Unless it’s changed overnight, the motto of the Olympics, since 1894, has been “Faster, Higher, Stronger.” It appears the U.S. Olympic Committee would like to change that to “Darker, Gayer, Different.” If your goal is to win medals, that won’t work. A USOC official was quoted this week expressing pride (what else?) about taking the most diverse U.S. squad ever to the Winter Olympics. That was followed by a, frankly, embarrassing laundry list of how many African-Americans, Asians and openly gay athletes are on this year’s U.S. team. No sport that we are aware of awards points – or medals – for skin color or sexual orientation.
For the current USOC, a dream team should look more like the general population. So, while uncomfortable, the question probably needs to be asked: were our Olympians selected because they’re the best at what they do, or because they’re the best publicity for our current obsession with having one each from Column A, B and C?
If someone is denied a slot on a team because of prejudice, that’s one thing.
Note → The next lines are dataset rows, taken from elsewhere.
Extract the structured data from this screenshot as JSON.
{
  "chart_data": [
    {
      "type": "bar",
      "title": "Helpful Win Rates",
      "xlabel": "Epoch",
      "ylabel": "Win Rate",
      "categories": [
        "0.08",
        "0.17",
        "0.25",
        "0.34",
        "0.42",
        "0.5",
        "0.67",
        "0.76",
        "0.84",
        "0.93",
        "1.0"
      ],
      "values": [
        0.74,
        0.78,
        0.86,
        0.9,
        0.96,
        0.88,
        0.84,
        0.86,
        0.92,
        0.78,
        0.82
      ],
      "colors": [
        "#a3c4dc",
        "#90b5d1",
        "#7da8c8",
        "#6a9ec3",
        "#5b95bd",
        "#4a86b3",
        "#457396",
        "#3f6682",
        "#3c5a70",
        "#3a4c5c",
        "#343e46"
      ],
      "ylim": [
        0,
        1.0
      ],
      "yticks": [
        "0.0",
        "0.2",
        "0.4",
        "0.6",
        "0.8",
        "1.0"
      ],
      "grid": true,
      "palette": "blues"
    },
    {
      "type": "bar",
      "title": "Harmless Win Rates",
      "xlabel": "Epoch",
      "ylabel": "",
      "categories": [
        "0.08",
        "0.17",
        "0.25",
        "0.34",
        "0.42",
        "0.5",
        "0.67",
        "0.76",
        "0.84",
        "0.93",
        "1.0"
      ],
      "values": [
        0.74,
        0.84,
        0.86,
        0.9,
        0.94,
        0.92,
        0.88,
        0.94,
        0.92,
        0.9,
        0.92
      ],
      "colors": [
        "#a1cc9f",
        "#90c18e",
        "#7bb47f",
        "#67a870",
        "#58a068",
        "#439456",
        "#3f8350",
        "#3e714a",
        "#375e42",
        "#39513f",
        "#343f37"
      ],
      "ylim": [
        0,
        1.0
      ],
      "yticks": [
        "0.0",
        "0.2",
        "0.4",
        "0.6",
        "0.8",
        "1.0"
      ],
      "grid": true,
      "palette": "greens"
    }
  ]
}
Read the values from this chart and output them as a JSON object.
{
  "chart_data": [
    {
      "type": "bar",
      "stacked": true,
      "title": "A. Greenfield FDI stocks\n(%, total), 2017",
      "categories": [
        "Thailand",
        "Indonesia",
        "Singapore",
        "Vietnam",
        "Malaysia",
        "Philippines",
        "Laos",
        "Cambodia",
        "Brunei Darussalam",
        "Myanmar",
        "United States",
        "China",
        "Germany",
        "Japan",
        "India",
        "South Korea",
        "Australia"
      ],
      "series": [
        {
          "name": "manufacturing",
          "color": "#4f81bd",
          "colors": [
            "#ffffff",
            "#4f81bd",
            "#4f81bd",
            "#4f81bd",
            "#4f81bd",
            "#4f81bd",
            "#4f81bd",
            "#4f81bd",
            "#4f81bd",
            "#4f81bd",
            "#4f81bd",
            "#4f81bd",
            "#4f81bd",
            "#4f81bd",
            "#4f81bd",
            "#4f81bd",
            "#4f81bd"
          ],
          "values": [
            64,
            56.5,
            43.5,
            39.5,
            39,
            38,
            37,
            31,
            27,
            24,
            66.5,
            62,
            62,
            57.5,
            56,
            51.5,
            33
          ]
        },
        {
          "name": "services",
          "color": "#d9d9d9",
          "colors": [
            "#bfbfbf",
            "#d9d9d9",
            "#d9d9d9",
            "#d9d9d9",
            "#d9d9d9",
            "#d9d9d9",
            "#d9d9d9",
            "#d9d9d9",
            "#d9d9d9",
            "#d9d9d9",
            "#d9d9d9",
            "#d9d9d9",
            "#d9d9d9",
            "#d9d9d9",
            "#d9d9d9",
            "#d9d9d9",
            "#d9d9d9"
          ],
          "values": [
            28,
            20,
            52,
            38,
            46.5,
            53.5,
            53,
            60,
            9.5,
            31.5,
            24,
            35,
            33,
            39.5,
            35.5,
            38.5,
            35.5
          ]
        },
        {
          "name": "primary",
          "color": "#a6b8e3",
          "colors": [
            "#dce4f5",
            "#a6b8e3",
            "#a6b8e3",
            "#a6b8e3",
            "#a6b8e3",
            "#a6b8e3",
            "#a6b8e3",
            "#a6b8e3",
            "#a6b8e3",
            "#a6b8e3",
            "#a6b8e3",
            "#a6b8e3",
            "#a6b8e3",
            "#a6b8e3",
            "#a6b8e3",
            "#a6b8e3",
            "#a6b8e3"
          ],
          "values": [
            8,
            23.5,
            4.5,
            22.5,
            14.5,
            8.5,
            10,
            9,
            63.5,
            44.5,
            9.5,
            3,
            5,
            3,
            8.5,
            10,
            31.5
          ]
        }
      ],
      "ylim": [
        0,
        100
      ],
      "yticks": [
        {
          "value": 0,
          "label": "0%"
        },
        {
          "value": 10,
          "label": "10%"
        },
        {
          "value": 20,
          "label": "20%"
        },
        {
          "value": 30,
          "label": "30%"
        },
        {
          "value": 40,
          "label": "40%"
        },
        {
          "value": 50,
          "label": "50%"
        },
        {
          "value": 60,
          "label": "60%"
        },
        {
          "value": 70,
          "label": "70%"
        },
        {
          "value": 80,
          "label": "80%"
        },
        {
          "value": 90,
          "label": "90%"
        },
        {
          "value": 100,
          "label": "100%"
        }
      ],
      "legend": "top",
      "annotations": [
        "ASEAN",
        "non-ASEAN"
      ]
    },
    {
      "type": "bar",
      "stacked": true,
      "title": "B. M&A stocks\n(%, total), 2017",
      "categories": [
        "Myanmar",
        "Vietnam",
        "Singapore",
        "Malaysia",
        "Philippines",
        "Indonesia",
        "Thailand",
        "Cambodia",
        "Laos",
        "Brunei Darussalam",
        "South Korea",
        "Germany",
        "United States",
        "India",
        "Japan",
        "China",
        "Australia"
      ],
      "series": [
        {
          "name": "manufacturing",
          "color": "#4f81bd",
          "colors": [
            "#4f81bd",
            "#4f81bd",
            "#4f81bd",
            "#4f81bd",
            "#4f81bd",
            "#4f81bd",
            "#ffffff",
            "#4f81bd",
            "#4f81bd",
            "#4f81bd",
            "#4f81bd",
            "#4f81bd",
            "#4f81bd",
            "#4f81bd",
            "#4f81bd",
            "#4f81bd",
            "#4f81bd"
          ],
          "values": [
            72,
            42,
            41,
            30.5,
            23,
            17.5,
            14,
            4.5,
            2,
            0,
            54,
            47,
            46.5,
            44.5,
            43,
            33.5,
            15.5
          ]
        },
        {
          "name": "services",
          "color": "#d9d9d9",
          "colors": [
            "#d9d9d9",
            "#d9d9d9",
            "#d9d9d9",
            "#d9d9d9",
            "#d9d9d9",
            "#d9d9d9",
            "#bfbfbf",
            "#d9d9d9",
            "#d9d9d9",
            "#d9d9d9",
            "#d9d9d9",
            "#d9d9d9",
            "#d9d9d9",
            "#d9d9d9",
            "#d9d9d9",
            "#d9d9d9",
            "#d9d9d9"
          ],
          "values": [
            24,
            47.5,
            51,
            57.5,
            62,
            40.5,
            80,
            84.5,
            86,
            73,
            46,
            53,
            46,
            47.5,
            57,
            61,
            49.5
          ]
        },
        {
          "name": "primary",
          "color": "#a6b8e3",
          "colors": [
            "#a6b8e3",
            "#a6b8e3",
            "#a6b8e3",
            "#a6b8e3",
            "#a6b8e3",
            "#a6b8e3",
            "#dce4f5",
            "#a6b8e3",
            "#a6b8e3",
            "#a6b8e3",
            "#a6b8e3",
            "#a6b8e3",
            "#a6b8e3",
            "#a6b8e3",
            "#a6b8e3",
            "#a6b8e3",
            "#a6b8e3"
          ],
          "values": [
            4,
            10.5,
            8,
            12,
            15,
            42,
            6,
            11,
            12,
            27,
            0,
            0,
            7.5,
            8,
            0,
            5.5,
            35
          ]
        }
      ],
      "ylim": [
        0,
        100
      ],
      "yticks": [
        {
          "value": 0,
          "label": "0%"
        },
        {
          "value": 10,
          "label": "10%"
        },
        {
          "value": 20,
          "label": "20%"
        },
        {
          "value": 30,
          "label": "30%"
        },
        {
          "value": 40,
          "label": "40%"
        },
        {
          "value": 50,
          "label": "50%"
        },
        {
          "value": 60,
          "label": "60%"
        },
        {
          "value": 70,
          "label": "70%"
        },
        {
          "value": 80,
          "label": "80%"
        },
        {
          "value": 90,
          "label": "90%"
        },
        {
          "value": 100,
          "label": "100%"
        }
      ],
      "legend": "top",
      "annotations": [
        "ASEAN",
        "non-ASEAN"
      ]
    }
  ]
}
Complaining that every team isn’t a rainbow of political correctness defeats the purpose of sports, which is competition.
As my Fox News colleague Ed Henry wrote in his excellent book, “42 Faith: The Rest of the Jackie Robinson Story,” Robinson was not a kvetcher. “Don’t complain, work harder,” was his approach to the game, and the game of life.
Jeremy Lin, who played basketball at Harvard before joining the New York Knicks, did not become a media hero – remember “Linsanity?” – due to his Chinese heritage, but because he almost single-handedly turned around the struggling Knicks in 2012, and had fans delirious over his graceful shots and calm under pressure. Back in 1993, when, it seems, America still had a sense of humor, the movie “Cool Runnings” portrayed a Jamaican bobsled team whose members willed themselves to compete in the 1988 Winter Olympics. Why was their feat noteworthy? Um … no snow in Jamaica, not racial prejudice.
That same year, Michael Edwards riveted world attention to the ski jumping competition. Didn’t matter that he finished last. “Eddie the Eagle,” as he was known, came from Great Britain, which also doesn’t get much snow and whose highest elevation is 4,400 feet. Ski off that hill and you’re more likely to land in sheep dung. Insisting that sports bow to political correctness by assigning teams quotas for race, religion or sexuality is like saying that professional basketball goals will be worth four points if achieved by a minority in that sport – white guys, for instance – instead of the two or three points awarded to black players, who make up 81 percent of the NBA. Any plans to fix that disparity? Didn’t think so.
If someone is denied a slot on a team because of prejudice, that’s one thing. Complaining that every team isn’t a rainbow of political correctness defeats the purpose of sports, which is competition. At the Olympic level, not everyone is a winner. Not everyone gets a little plastic trophy to take home.
Sorry. “Faster, Higher, Stronger” still works better than “We win because we’re different.”